PRESIDENTE. La deputata Giuseppina Versace ha facoltà di dichiarare se sia soddisfatta per la risposta alla sua interpellanza.

GIUSEPPINA VERSACE (FI). Grazie, Presidente. Certamente mi compiaccio e manifesto felicità e orgoglio per l'apertura dimostrata dal Governo. Sono anche, come dire, positivamente compiaciuta del fatto che anche il Ministero della Difesa appoggi e sostenga questo tipo di iniziativa, anche perché dell'inquadramento, del reclutamento o comunque del ricollocamento degli atleti paralimpici nei gruppi sportivi militari è da più di dieci anni che se ne parla. La verità è che bisognava modificare una norma, c'è stato dietro tanto lavoro, un anno intero di concertazione, di confronto con tutti i capi dei gruppi sportivi militari, con tutti gli enti competenti, con il CONI e con il Comitato paralimpico. Da atleta, so che cosa vuol dire non avere questo tipo di supporto e, come ho anticipato prima, ho visto ragazzi abbandonare come dire la propria carriera e lasciare chiuso in un cassetto un proprio sogno.

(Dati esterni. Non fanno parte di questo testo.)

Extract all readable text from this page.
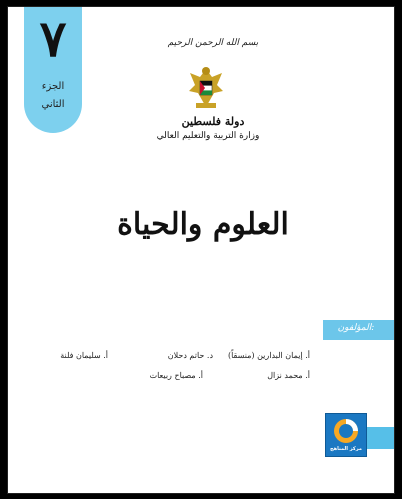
٧
الجزء
الثاني
بسم الله الرحمن الرحيم
دولة فلسطين
وزارة التربية والتعليم العالي
العلوم والحياة
المؤلفون:
أ. إيمان البدارين (منسقاً)
د. حاتم دحلان
أ. سليمان فلنة
أ. محمد نزال
أ. مصباح ربيعات
مركز المناهج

Io mi auguro e auspico che questo capo, dedicato al reclutamento degli atleti paralimpici, insomma, in qualche modo possa rispecchiare esattamente quello che è un testo che io ho già pienamente condiviso e per il quale mi sono confrontata, anche perché - ci tengo a ricordarlo e sottolinearlo - anche per i militari verrà fatto un concorso ad hoc, secondo quello che è il principio generale di come è stata anche pensata la legge e l'articolato. Se un soggetto, una persona con disabilità fisica e sensoriale, per l'appunto viene reimpiegato presso dei ruoli amministrativi o come dei ruoli tecnici anche all'interno del gruppo stesso, può certamente fare la differenza, dare un contributo e non essere visto più come un peso, ma come una preziosa risorsa. Questo è un cambio culturale importante, fondamentale, necessario, di cui si parla da anni. Adesso abbiamo la possibilità, come Parlamento, tutti quanti insieme, di correre verso un grande obiettivo, verso il traguardo e certamente questo, che sembra oggi, per molti, forse un piccolo aspetto, per tanti rappresenterà veramente un cambio fondamentale e culturale.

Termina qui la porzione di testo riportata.